Anche il presidente francese Macron ha dato il suo assenso, ma proprio in Francia, come in Irlanda, Polonia e, ultimamente, Italia, sono sorti i primi problemi. “Accordo inaccettabile” lo ha definito Christiane Lambert, leader del primo sindacato agricolo, Fnsea. I timori si concentrano sull’aumento della quota di carni bovine dalle 200 mila tonnellate attuali, nonostante il consumo annuale europeo ammonti a 8 milioni di tonnellate. Ma l’agricoltura europea è un ginepraio di industrie potenti e piccoli allevatori, sovvenzionati e a volte con bassi redditi, spaventati da questa possibile concorrenza.
Lo stesso è avvenuto in Irlanda, che pure esprime il Commissario all’Agricoltura, Phil Hogan, firmatario del Mercosur. Lo scorso 11 luglio il Parlamento ha respinto l’accordo con 84 voti contro 46 approvando una mozione della sinistra del Sinn Fein votata anche dal Fine Gael party (popolari) di cui Hogan è membro. La mozione si è concentrata soprattutto sulle preoccupazioni relative ai disastri ambientali che potranno essere provocati in Amazzonia per via dell’incentivazione all’agrobusiness brasiliano – e la preoccupazione ambientale è molto diffusa in Europa con 340 ong che hanno firmato una petizione in tal senso –, ma che è centrata soprattutto sul timore per “la devastazione dell’industria irlandese del bovino”.
A queste reazioni si associa anche l’Italia. “Oggi come oggi dire sì al Mercosur vuol dire puntarsi una pistola alla tempia”, ha detto il ministro italiano, Marco Centinaio, nel corso dell’ultimo vertice europeo.

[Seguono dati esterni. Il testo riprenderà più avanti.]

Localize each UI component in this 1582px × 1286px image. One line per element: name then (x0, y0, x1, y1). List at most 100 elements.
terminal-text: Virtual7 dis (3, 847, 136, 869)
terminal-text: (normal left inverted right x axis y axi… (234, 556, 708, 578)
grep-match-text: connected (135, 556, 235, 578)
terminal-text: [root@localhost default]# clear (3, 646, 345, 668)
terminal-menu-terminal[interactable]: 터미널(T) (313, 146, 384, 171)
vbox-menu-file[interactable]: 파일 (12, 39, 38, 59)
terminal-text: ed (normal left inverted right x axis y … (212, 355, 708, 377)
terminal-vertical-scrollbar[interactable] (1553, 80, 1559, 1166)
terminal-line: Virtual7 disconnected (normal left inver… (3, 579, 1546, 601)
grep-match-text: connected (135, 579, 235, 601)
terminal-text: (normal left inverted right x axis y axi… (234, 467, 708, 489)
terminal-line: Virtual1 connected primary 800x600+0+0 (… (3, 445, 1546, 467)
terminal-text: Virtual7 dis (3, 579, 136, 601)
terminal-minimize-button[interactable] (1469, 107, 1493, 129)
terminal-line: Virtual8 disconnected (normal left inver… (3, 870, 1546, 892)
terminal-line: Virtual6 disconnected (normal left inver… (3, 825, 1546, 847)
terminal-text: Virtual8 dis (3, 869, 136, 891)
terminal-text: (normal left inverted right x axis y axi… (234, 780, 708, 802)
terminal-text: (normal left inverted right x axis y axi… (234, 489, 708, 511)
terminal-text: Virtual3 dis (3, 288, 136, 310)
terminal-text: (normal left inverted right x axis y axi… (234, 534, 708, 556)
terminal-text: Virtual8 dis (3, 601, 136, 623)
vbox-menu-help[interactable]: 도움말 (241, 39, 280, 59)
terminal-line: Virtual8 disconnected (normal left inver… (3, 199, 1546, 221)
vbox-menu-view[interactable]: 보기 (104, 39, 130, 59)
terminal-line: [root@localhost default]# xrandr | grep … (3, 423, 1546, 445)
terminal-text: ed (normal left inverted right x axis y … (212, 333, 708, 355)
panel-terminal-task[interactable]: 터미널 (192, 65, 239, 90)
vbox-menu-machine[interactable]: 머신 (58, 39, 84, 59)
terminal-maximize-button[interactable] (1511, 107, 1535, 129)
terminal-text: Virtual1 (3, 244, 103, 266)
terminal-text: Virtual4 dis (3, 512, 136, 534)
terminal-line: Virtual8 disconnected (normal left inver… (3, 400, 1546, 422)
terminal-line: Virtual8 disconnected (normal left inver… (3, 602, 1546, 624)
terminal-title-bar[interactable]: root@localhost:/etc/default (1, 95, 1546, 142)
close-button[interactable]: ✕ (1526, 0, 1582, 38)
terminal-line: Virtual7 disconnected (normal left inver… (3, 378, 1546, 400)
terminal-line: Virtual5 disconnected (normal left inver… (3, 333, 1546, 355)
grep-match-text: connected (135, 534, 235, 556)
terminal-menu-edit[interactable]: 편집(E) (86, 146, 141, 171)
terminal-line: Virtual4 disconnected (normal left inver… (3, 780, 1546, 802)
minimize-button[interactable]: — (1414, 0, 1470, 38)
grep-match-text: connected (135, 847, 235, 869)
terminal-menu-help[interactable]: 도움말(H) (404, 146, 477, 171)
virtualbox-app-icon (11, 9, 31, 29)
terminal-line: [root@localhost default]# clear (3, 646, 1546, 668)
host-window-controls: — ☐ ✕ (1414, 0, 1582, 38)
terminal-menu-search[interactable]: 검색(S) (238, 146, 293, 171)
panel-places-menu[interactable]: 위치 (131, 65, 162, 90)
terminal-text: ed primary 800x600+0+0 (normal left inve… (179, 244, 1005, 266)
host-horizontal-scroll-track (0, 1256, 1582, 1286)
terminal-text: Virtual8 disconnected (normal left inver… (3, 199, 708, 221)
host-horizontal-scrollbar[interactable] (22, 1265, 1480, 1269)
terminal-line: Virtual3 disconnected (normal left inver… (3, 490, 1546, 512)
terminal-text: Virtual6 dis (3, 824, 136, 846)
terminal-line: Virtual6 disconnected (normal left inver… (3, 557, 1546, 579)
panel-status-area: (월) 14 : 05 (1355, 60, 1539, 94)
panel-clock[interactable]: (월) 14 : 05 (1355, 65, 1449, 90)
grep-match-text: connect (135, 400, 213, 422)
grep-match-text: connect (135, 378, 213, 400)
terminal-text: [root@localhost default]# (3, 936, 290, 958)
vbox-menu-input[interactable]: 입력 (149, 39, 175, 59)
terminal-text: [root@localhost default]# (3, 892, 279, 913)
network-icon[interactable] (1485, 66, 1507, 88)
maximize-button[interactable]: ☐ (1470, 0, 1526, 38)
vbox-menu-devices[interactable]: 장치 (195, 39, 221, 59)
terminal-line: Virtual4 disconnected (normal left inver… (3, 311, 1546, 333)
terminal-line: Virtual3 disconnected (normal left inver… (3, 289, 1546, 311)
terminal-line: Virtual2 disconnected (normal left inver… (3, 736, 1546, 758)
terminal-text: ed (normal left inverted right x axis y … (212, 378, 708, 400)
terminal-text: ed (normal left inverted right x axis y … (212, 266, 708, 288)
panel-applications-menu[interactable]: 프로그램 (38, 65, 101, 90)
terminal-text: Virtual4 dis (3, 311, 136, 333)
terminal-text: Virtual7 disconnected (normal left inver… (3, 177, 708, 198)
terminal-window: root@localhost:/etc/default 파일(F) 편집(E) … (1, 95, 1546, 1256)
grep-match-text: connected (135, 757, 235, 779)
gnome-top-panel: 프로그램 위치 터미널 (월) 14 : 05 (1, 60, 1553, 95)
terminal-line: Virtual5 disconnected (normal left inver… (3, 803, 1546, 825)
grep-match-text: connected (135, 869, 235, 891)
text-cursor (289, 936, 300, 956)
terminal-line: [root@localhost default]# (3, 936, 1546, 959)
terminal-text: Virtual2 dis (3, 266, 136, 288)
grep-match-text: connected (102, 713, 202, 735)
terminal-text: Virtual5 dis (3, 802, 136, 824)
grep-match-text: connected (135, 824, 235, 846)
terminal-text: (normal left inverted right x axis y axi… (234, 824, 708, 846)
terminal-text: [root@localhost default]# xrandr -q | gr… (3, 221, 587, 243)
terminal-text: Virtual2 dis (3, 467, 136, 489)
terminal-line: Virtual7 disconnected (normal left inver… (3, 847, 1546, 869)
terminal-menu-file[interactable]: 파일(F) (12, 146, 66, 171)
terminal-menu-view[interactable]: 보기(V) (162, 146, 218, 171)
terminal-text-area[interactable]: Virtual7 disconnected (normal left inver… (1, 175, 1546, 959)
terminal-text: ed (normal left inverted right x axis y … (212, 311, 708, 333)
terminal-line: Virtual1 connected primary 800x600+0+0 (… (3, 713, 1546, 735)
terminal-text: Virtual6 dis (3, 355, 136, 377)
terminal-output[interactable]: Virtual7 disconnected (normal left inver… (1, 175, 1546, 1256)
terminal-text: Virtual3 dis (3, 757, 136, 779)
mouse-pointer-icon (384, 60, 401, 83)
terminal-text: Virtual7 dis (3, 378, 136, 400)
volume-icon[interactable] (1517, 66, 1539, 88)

Dietro di lui ci sono le associazioni agricole: “Riso, agrumi, zucchero, pollame, secondo la Confagricoltura, sono le nostre produzioni più esposte alla più forte concorrenza dei Paesi Mercosur”. La Coldiretti, che riunisce i coltivatori più piccoli, mette l’accento sulla “sicurezza a tavola”, ricordando lo scandalo brasiliano Carne Fraca, ma avanza preoccupazioni anche “per le concessioni al settore dello zucchero, del riso e degli agrumi”.
La Commissione europea ha risposto alle critiche sottolineando che si tratta di quote contingentate che alterano relativamente il mercato europeo (1,2% nel caso delle carni bovine e del pollame, 1% nel caso dello zucchero, 2,2% per il riso) e sulla diluizione nel tempo, da 7 a 15 anni, della piena entrata in vigore degli accordi. Ma nel tempo dei protezionismi la paura è più forte delle rassicurazioni. Ursula von der Leyen avrà da fare anche su questo versante.